Seven interesting things you should know about the small but mighty William Cuffay, who fought tirelessly for workers’ rights in the 1800s
-
He was mixed race
His Dad, Chatham Cuffay, was a freed slave from St Kitts. Chatham worked as a cook on a British warship, which led him to William’s Mum, an English woman called Juliana Fox. They settled in Chatham, Kent, and William was born there in 1788.
-
He was disabled
William was born with deformities in his spine and legs and as a grown man he was just 4’11”. But his diminutive stature didn’t stop him from later becoming a leader of the Chartists, the first mass political movement of the British working class (more on that later).
-
He was a tailor
If William had been born fit and strong, he probably would have followed his Dad into the Navy. But that wasn’t an option, so he took on a tailoring apprenticeship and in his late teens became a travelling tailor. By 1819 he had settled in Soho, London. By 1834, he was unemployed. He had gone on strike with his fellow tailors, demanding better hours and better pay. The strike collapsed and William was blacklisted from work for refusing to sign an agreement promising not to join a trade union.
-
He got into politics in a big way
And he was good at it – he was described as: “a fluent and effective speaker…always popular with the working classes.” Around 1839, he set up the Metropolitan Tailors’ Charters Association and joined the London Chartists, a party fighting for political rights for working people. Just one in seven men had the vote at this time (and no women, of course). The Chartists demanded that every man over 21 should have the vote.

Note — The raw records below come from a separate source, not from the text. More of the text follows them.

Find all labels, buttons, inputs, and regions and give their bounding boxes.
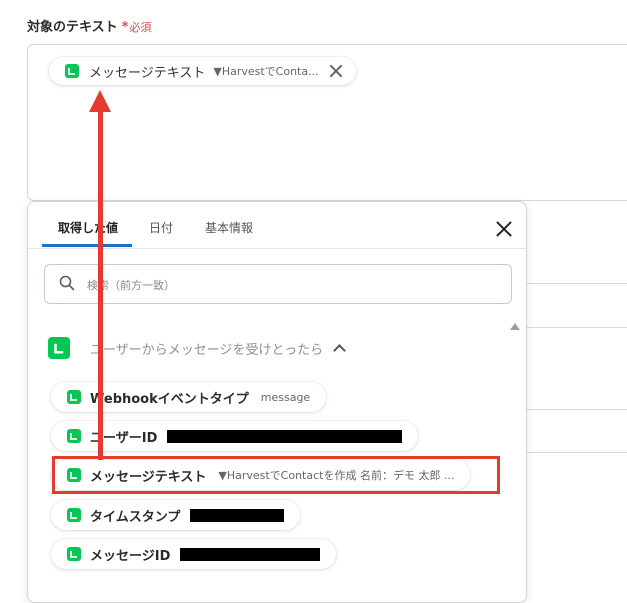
redacted-value [180,547,321,561]
item-name: メッセージID [90,548,171,564]
chevron-up-icon[interactable] [333,343,346,357]
line-app-icon [67,390,81,404]
trigger-section-header[interactable]: ユーザーからメッセージを受けとったら [48,337,346,359]
line-app-icon [67,429,81,443]
tab-date[interactable]: 日付 [149,219,173,236]
line-app-icon [67,508,81,522]
annotation-arrow-head [89,90,111,112]
search-icon [59,275,75,291]
value-item-message-id[interactable]: メッセージID [51,539,337,569]
required-star: * [121,20,129,35]
chip-meta: ▼HarvestでConta... [213,65,319,78]
bg-divider [525,283,627,284]
search-input[interactable] [85,274,489,296]
line-app-icon [48,337,70,359]
item-name: タイムスタンプ [90,509,181,525]
redacted-value [167,429,403,443]
annotation-highlight-box [52,456,500,494]
value-item-timestamp[interactable]: タイムスタンプ [51,500,301,530]
required-text: 必須 [129,21,152,34]
close-icon[interactable] [329,64,343,78]
bg-divider [525,452,627,453]
value-item-webhook-event-type[interactable]: Webhookイベントタイプ message [51,382,327,412]
chip-name: メッセージテキスト [89,65,206,81]
scroll-up-icon[interactable] [510,323,520,330]
search-box [44,264,512,304]
item-meta: message [260,390,311,404]
close-icon[interactable] [496,221,512,237]
value-item-user-id[interactable]: ユーザーID [51,421,419,451]
line-app-icon [65,64,79,78]
field-label: 対象のテキスト *必須 [27,16,151,35]
active-tab-indicator [42,244,132,247]
section-label: ユーザーからメッセージを受けとったら [90,342,324,358]
line-app-icon [67,547,81,561]
tab-basic-info[interactable]: 基本情報 [205,219,253,236]
field-label-text: 対象のテキスト [27,20,118,35]
annotation-arrow [98,110,103,460]
selected-value-chip[interactable]: メッセージテキスト ▼HarvestでConta... [49,57,356,85]
bg-divider [525,409,627,410]
bg-divider [525,327,627,328]
item-name: Webhookイベントタイプ [90,391,249,407]
tab-acquired-values[interactable]: 取得した値 [58,219,118,236]
redacted-value [190,508,285,522]
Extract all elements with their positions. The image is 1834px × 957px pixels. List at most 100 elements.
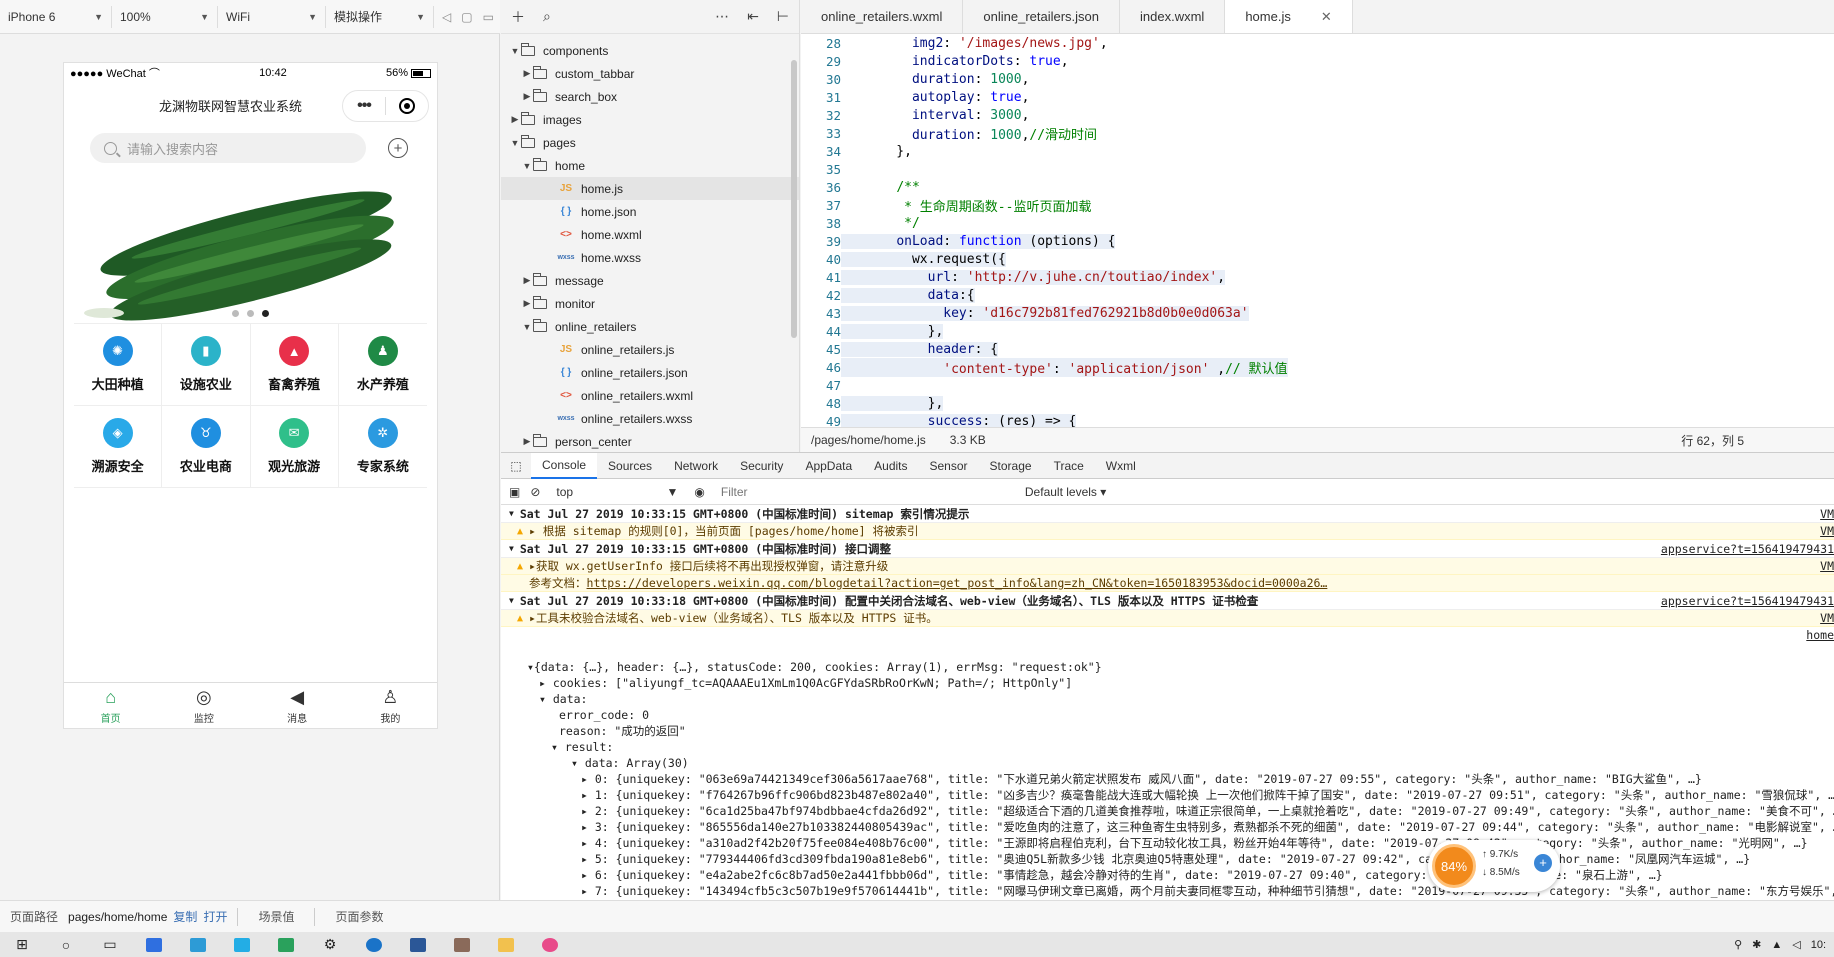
inspect-icon[interactable]: ⬚: [501, 453, 531, 479]
explorer-scrollbar[interactable]: [791, 60, 797, 338]
add-button[interactable]: +: [388, 138, 408, 158]
tab-item[interactable]: ♙ 我的: [344, 683, 437, 728]
clear-console-icon[interactable]: ⊘: [530, 485, 540, 499]
devtools-tab[interactable]: Network: [663, 453, 729, 479]
tree-folder[interactable]: ▼ home: [501, 154, 799, 177]
tree-folder[interactable]: ▼ components: [501, 39, 799, 62]
baidu-icon[interactable]: [132, 932, 176, 957]
bug-icon[interactable]: ✱: [1752, 938, 1761, 951]
editor-tab[interactable]: home.js ✕: [1225, 0, 1353, 33]
user-photo-icon[interactable]: [440, 932, 484, 957]
devtools-tab[interactable]: Sensor: [919, 453, 979, 479]
network-speed-widget[interactable]: 84% ↑ 9.7K/s ↓ 8.5M/s +: [1428, 840, 1560, 892]
devtools-tab[interactable]: Wxml: [1095, 453, 1147, 479]
array-item[interactable]: ▸ 7: {uniquekey: "143494cfb5c3c507b19e9f…: [501, 883, 1834, 899]
bilibili-icon[interactable]: [220, 932, 264, 957]
grid-item[interactable]: ♉ 农业电商: [162, 406, 251, 488]
more-icon[interactable]: ⋯: [715, 8, 729, 25]
object-property[interactable]: ▸ cookies: ["aliyungf_tc=AQAAAEu1XmLm1Q0…: [501, 675, 1834, 691]
devtools-tab[interactable]: Storage: [979, 453, 1043, 479]
add-file-icon[interactable]: ＋: [511, 7, 525, 27]
open-link[interactable]: 打开: [203, 908, 227, 925]
filter-input[interactable]: [714, 481, 1015, 502]
task-view-icon[interactable]: ▭: [88, 932, 132, 957]
tree-file[interactable]: <> online_retailers.wxml: [501, 384, 799, 407]
tree-folder[interactable]: ▶ search_box: [501, 85, 799, 108]
device-select[interactable]: iPhone 6 ▼: [0, 5, 112, 28]
grid-item[interactable]: ◈ 溯源安全: [74, 406, 163, 488]
zoom-select[interactable]: 100% ▼: [112, 5, 218, 28]
mode-select[interactable]: 模拟操作 ▼: [326, 5, 434, 28]
grid-item[interactable]: ♟ 水产养殖: [338, 324, 427, 406]
copy-link[interactable]: 复制: [173, 908, 197, 925]
tab-item[interactable]: ◀ 消息: [251, 683, 344, 728]
source-link[interactable]: VM: [1820, 559, 1834, 573]
tree-folder[interactable]: ▼ pages: [501, 131, 799, 154]
windows-start-icon[interactable]: ⊞: [0, 932, 44, 957]
devtools-app-icon[interactable]: [264, 932, 308, 957]
array-item[interactable]: ▸ 2: {uniquekey: "6ca1d25ba47bf974bdbbae…: [501, 803, 1834, 819]
editor-tab[interactable]: online_retailers.wxml: [801, 0, 964, 33]
search-icon[interactable]: ○: [44, 932, 88, 957]
console-group[interactable]: ▼ Sat Jul 27 2019 10:33:18 GMT+0800 (中国标准…: [501, 592, 1834, 610]
banner-swiper[interactable]: [64, 173, 437, 323]
folder-icon[interactable]: [484, 932, 528, 957]
search-input[interactable]: 请输入搜索内容: [90, 133, 366, 163]
scene-value-button[interactable]: 场景值: [248, 908, 304, 925]
array-item[interactable]: ▸ 5: {uniquekey: "779344406fd3cd309fbda1…: [501, 851, 1834, 867]
array-item[interactable]: ▸ 3: {uniquekey: "865556da140e27b1033824…: [501, 819, 1834, 835]
devtools-tab[interactable]: Security: [729, 453, 794, 479]
indicator-dot[interactable]: [247, 310, 254, 317]
paint-icon[interactable]: [528, 932, 572, 957]
context-select[interactable]: top ▼: [550, 485, 684, 499]
tree-file[interactable]: wxss home.wxss: [501, 246, 799, 269]
alert-icon[interactable]: ▲: [1771, 939, 1782, 951]
code-area[interactable]: 28 img2: '/images/news.jpg', 29 indicator…: [801, 34, 1834, 427]
network-icon[interactable]: ⚲: [1734, 938, 1742, 951]
clock[interactable]: 10:: [1811, 939, 1826, 951]
console-warning[interactable]: ▲ ▸ 根据 sitemap 的规则[0]，当前页面 [pages/home/ho…: [501, 523, 1834, 540]
tree-file[interactable]: wxss online_retailers.wxss: [501, 407, 799, 430]
split-icon[interactable]: ⊢: [777, 8, 789, 25]
indicator-dot[interactable]: [232, 310, 239, 317]
tree-folder[interactable]: ▶ message: [501, 269, 799, 292]
tree-file[interactable]: { } online_retailers.json: [501, 361, 799, 384]
console-warning[interactable]: ▲ ▸工具未校验合法域名、web-view（业务域名）、TLS 版本以及 HTTP…: [501, 610, 1834, 627]
grid-item[interactable]: ▲ 畜禽养殖: [250, 324, 339, 406]
array-item[interactable]: ▸ 1: {uniquekey: "f764267b96ffc906bd823b…: [501, 787, 1834, 803]
source-link[interactable]: appservice?t=156419479431: [1661, 542, 1834, 556]
source-link[interactable]: home: [1806, 628, 1834, 642]
tree-folder[interactable]: ▶ images: [501, 108, 799, 131]
eye-icon[interactable]: ◉: [694, 485, 704, 499]
tree-file[interactable]: { } home.json: [501, 200, 799, 223]
close-icon[interactable]: ✕: [1321, 9, 1332, 25]
indicator-dot-active[interactable]: [262, 310, 269, 317]
array-item[interactable]: ▸ 0: {uniquekey: "063e69a74421349cef306a…: [501, 771, 1834, 787]
page-params-button[interactable]: 页面参数: [325, 908, 393, 925]
source-link[interactable]: appservice?t=156419479431: [1661, 594, 1834, 608]
sidebar-toggle-icon[interactable]: ▣: [509, 485, 520, 499]
grid-item[interactable]: ✉ 观光旅游: [250, 406, 339, 488]
array-item[interactable]: ▸ 4: {uniquekey: "a310ad2f42b20f75fee084…: [501, 835, 1834, 851]
console-group[interactable]: ▼ Sat Jul 27 2019 10:33:15 GMT+0800 (中国标准…: [501, 505, 1834, 523]
levels-select[interactable]: Default levels ▾: [1025, 485, 1106, 499]
console-warning[interactable]: 参考文档： https://developers.weixin.qq.com/bl…: [501, 575, 1834, 592]
object-property[interactable]: ▾ data:: [501, 691, 1834, 707]
tree-file[interactable]: JS home.js: [501, 177, 799, 200]
translate-icon[interactable]: [176, 932, 220, 957]
object-property[interactable]: ▾ result:: [501, 739, 1834, 755]
tree-file[interactable]: <> home.wxml: [501, 223, 799, 246]
object-property[interactable]: ▾ data: Array(30): [501, 755, 1834, 771]
tree-folder[interactable]: ▶ person_center: [501, 430, 799, 453]
tree-folder[interactable]: ▼ online_retailers: [501, 315, 799, 338]
source-link[interactable]: VM: [1820, 524, 1834, 538]
devtools-tab[interactable]: Trace: [1043, 453, 1095, 479]
volume-icon[interactable]: ◁: [1792, 938, 1800, 951]
plus-icon[interactable]: +: [1534, 854, 1552, 872]
rotate-icon[interactable]: ▢: [461, 10, 472, 24]
search-icon[interactable]: ⌕: [543, 8, 551, 25]
response-object[interactable]: ▾{data: {…}, header: {…}, statusCode: 20…: [501, 659, 1834, 675]
editor-tab[interactable]: online_retailers.json: [963, 0, 1121, 33]
tree-folder[interactable]: ▶ custom_tabbar: [501, 62, 799, 85]
tree-folder[interactable]: ▶ monitor: [501, 292, 799, 315]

By 1848 William was the leader of the Chartists and TheTimes snootily referred to, “the black man and his party”.
-
He was arrested at home and put on trial in August 1848
The ‘Orange Tree Plot’ was named after the pub where William and other Chartist leaders met. On the weak evidence of police spies, William was found guilty of plotting an uprising against the Queen. In court, he gave a long, dignified speech, saying: “I have been taunted by the press, and it has tried to smother me with ridicule, and it has done everything in its power to crush me … I crave no pity … The press has strongly excited the middle class against me; therefore I did not expect anything else except the verdict of guilty …”
-
He was sentenced to transportation to Tasmania, Australia
Although he was now 60, William survived the long, hard journey on the prison ship Adelaide and arrived in Tasmania in November 1849. His wife Mary joined him in 1853, her ticket paid for by political friends back in London.
-
He never gave up
William was pardoned in 1856 but he and Mary decided to stay in Australia. He worked as a tailor again and got back into politics. As well as campaigning against transportation, he played a big role in persuading the authorities to change tough laws against servants. In October 1869 he was too frail to work and he took refuge at the Brickfields Invalid Depot, where he died in July 1870 at the age of 82. His grave was marked, “in case friendly sympathisers should hereafter desire to place a memorial stone on the spot”.